Paper proposes a novel fine-grained Built-In Self-Repair (BISR) technique

IEEE Access has published an article written by Shyue-Kung Lu, Shih-Chun Tseng, Department of Electrical Engineering, Dependable and Secure Computing (DSC) Laboratory, National Taiwan University of Science and Technology, Taipei, Taiwan, and Kohei Miyase, Department of Computer Science and Networks, Kyushu Institute of Technology, Iizuka, Japan.

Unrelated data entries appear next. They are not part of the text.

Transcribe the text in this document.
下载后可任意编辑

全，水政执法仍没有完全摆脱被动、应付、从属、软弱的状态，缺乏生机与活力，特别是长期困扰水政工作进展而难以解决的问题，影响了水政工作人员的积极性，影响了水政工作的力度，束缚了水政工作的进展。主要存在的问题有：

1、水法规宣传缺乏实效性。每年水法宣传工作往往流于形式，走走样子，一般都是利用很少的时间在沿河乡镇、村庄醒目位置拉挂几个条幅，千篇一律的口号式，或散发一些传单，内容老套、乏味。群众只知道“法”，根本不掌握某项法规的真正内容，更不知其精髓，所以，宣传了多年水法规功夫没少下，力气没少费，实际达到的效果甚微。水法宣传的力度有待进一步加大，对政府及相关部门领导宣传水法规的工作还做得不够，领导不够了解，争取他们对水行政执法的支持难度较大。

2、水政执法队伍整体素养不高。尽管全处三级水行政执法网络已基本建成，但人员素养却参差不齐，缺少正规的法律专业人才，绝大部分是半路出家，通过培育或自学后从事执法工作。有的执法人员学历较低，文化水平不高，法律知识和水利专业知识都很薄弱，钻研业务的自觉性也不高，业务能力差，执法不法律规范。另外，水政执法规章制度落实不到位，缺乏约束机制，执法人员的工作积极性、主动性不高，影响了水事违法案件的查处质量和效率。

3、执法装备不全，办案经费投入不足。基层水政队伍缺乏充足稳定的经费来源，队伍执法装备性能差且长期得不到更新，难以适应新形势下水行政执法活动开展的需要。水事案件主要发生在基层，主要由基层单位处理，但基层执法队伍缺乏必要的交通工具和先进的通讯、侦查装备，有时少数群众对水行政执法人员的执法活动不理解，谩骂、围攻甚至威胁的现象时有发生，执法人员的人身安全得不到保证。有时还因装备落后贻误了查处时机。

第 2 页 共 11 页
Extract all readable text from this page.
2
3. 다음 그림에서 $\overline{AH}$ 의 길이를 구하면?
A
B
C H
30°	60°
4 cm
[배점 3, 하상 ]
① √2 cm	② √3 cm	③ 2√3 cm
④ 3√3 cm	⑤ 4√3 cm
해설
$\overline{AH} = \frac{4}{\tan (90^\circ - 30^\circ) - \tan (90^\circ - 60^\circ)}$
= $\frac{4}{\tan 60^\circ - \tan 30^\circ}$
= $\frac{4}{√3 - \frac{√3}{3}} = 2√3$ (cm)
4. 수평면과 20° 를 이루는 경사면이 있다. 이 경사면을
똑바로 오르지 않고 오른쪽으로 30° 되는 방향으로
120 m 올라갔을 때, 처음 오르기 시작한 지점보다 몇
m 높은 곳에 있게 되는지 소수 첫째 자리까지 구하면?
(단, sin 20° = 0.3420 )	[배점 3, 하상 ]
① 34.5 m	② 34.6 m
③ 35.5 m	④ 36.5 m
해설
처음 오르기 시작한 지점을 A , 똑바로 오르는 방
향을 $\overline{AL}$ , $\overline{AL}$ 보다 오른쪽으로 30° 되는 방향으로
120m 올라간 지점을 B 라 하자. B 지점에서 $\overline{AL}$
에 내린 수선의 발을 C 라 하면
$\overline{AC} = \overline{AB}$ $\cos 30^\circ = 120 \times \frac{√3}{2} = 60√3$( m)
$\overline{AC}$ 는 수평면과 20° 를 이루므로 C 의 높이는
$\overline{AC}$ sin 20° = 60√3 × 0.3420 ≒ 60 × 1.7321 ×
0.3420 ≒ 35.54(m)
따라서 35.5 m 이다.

Abstract: “Owing to the inherent architecture of NAND flash memory, the widely used redundant mechanisms for replacing faulty cells are limited to spare blocks and spare columns. Since the number of cells in a block and a column is typically very high, the efficiency of spare usage is consequently low. To address this issue and enhance the yield and reliability of flash memory, this paper proposes a novel fine-grained Built-In Self-Repair (BISR) technique. In addition to the basic read, program, and erase operations of flash memory cells, we also investigate their pass operations using the proposed March-CFT test algorithm. By analyzing the passability of faulty cells, conventional flash memory fault models can be further categorized into more precise repairable fault types (RTFs), including bit-, page-, column-, and NAND block-repairable fault types. Based on the proposed RFTs, the fine-grained BISR (FGBISR) can perform fault replacement using fine-grained spares, significantly improving repair efficiency. We also develop an efficient redundancy analysis algorithm suitable for Very Large Scale Integration (VLSI) implementation, along with the corresponding hardware architecture for FGBISR. A simulator is developed to evaluate repair rates, yield, reliability, and hardware overhead. Experimental results demonstrate that we can achieve substantial improvements with nearly negligible hardware overhead.